ICATE   21876
INSTITUTO DE CIENCIAS ASTRONOMICAS, DE LA TIERRA Y DEL ESPACIO
Unidad Ejecutora - UE
artículos
Título:
The chemical-potential route for multicomponent fluids
Autor/es:
A. SANTOS; R. D. ROHRMANN
Revista:
PHYSICAL REVIEW E - STATISTICAL PHYSICS, PLASMAS, FLUIDS AND RELATED INTERDISCIPLINARY TOPICS
Editorial:
American Physical Society
Referencias:
Año: 2013 vol. 87 p. 1 - 8
ISSN:
1063-651X
Resumen:
The chemical potentials of multicomponent fluids are derived in terms of the pair correlation functions for arbitrary number of components, interaction potentials, and dimensionality.
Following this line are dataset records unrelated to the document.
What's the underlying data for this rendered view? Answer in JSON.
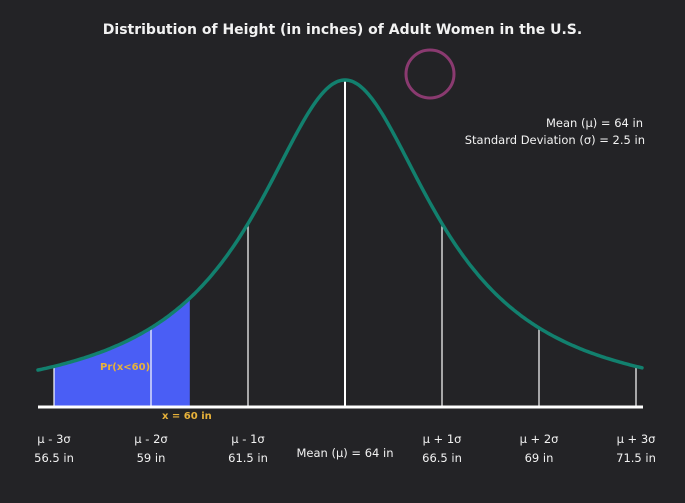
{
  "title": "Distribution of Height (in inches) of Adult Women in the U.S.",
  "stats": {
    "mean": "Mean (μ) = 64 in",
    "sd": "Standard Deviation (σ) = 2.5 in"
  },
  "shaded": {
    "label": "Pr(x<60)",
    "x_label": "x = 60 in",
    "x": 60
  },
  "colors": {
    "curve": "#12806e",
    "fill": "#4a5ef5",
    "accent": "#e8b23a",
    "circle": "#8a3a70",
    "bg": "#232326"
  },
  "chart_data": {
    "type": "area",
    "distribution": "normal",
    "mean": 64,
    "sd": 2.5,
    "shaded_below": 60,
    "ticks": [
      {
        "sigma": "μ - 3σ",
        "value": "56.5 in",
        "x": 56.5
      },
      {
        "sigma": "μ - 2σ",
        "value": "59 in",
        "x": 59
      },
      {
        "sigma": "μ - 1σ",
        "value": "61.5 in",
        "x": 61.5
      },
      {
        "sigma": "Mean (μ) = 64 in",
        "value": "",
        "x": 64
      },
      {
        "sigma": "μ + 1σ",
        "value": "66.5 in",
        "x": 66.5
      },
      {
        "sigma": "μ + 2σ",
        "value": "69 in",
        "x": 69
      },
      {
        "sigma": "μ + 3σ",
        "value": "71.5 in",
        "x": 71.5
      }
    ]
  }
}
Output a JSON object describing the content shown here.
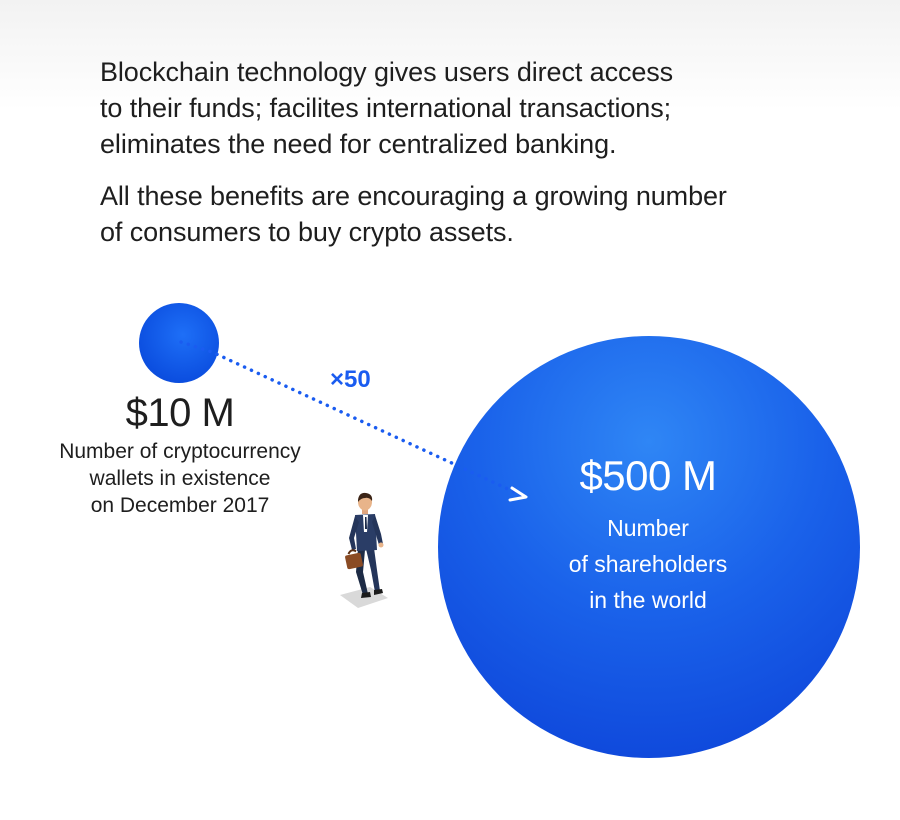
{
  "intro": {
    "paragraph1": [
      "Blockchain technology gives users direct access",
      "to their funds; facilites international transactions;",
      "eliminates the need for centralized banking."
    ],
    "paragraph2": [
      "All these benefits are encouraging a growing number",
      "of consumers to buy crypto assets."
    ]
  },
  "comparison": {
    "multiplier": "×50",
    "small": {
      "value": "$10 M",
      "description": [
        "Number of cryptocurrency",
        "wallets in existence",
        "on December 2017"
      ]
    },
    "big": {
      "value": "$500 M",
      "description": [
        "Number",
        "of shareholders",
        "in the world"
      ]
    }
  },
  "colors": {
    "accent": "#1a5cf0",
    "circle": "#0b3fd6",
    "text": "#1e1e1e",
    "on_circle_text": "#ffffff"
  },
  "icons": {
    "figure": "businessman-with-briefcase-icon",
    "arrow": "dotted-arrow"
  }
}
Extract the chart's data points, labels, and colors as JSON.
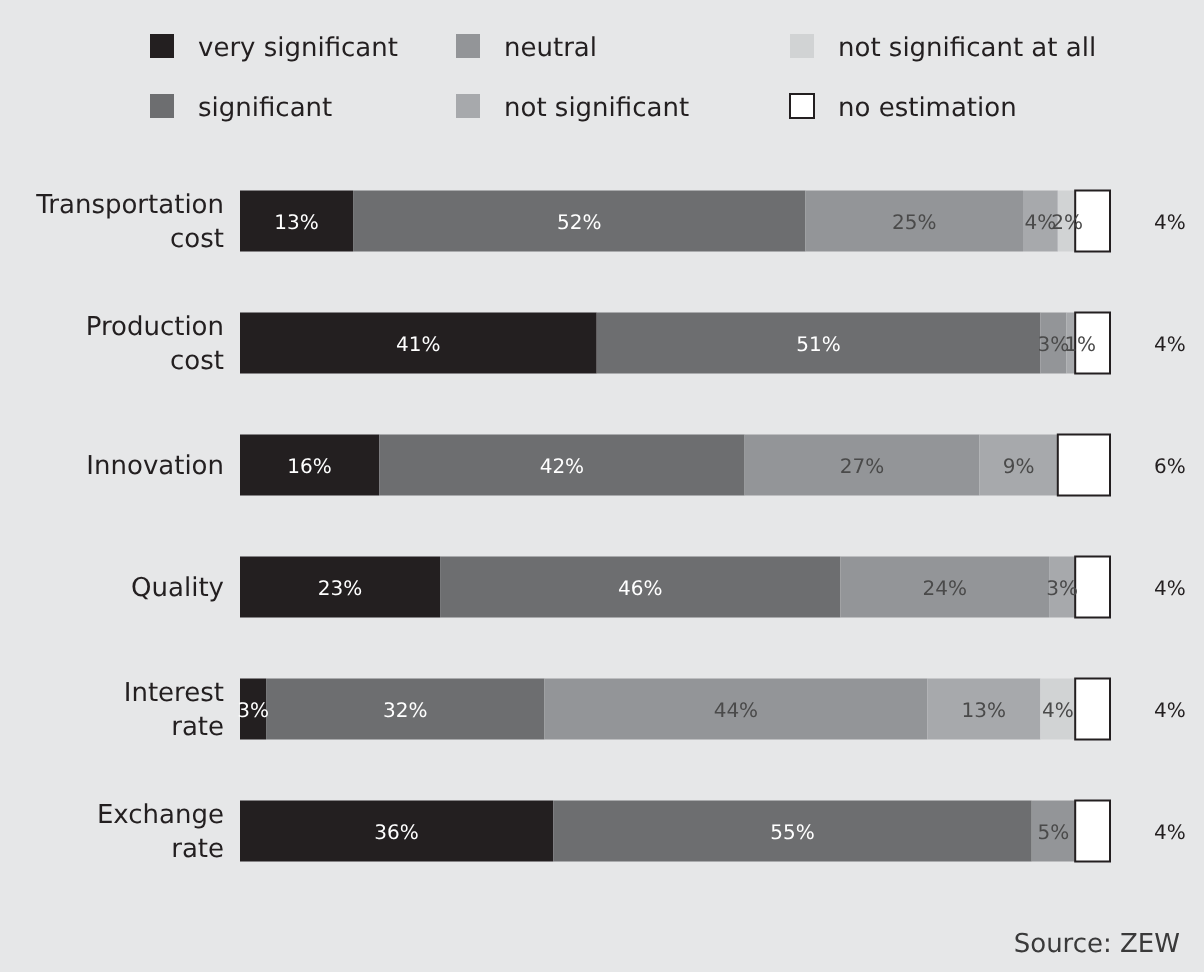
{
  "chart_data": {
    "type": "bar",
    "orientation": "horizontal",
    "stacked": true,
    "legend": "top",
    "tick_labels": "y",
    "xlim": [
      0,
      100
    ],
    "categories": [
      "Transportation cost",
      "Production cost",
      "Innovation",
      "Quality",
      "Interest rate",
      "Exchange rate"
    ],
    "series": [
      {
        "name": "very significant",
        "color": "#231f20",
        "values": [
          13,
          41,
          16,
          23,
          3,
          36
        ],
        "value_labels": [
          "13%",
          "41%",
          "16%",
          "23%",
          "3%",
          "36%"
        ]
      },
      {
        "name": "significant",
        "color": "#6d6e70",
        "values": [
          52,
          51,
          42,
          46,
          32,
          55
        ],
        "value_labels": [
          "52%",
          "51%",
          "42%",
          "46%",
          "32%",
          "55%"
        ]
      },
      {
        "name": "neutral",
        "color": "#939598",
        "values": [
          25,
          3,
          27,
          24,
          44,
          5
        ],
        "value_labels": [
          "25%",
          "3%",
          "27%",
          "24%",
          "44%",
          "5%"
        ]
      },
      {
        "name": "not significant",
        "color": "#a7a9ac",
        "values": [
          4,
          1,
          9,
          3,
          13,
          0
        ],
        "value_labels": [
          "4%",
          "1%",
          "9%",
          "3%",
          "13%",
          null
        ]
      },
      {
        "name": "not significant at all",
        "color": "#d1d3d4",
        "values": [
          2,
          0,
          0,
          0,
          4,
          0
        ],
        "value_labels": [
          "2%",
          null,
          null,
          null,
          "4%",
          null
        ]
      },
      {
        "name": "no estimation",
        "color": "#ffffff",
        "values": [
          4,
          4,
          6,
          4,
          4,
          4
        ],
        "value_labels": [
          "4%",
          "4%",
          "6%",
          "4%",
          "4%",
          "4%"
        ]
      }
    ],
    "annotations": [
      "Source: ZEW"
    ]
  }
}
The formally exact result is particularized to hard-sphere mixtures with zero or positive nonadditivity. As a simple application, the chemical potentials of three-dimensional additive hard-sphere mixtures are derived from the Percus--Yevick theory and the associated equation of state is obtained. This Percus--Yevick chemical-route equation of state is shown to be more accurate than the virial equation of state. An interpolation between the chemical-potential and compressibility routes exhibits a better performance than the well-known Boublik--Mansoori--Carnahan--Starling--Leland equation of state.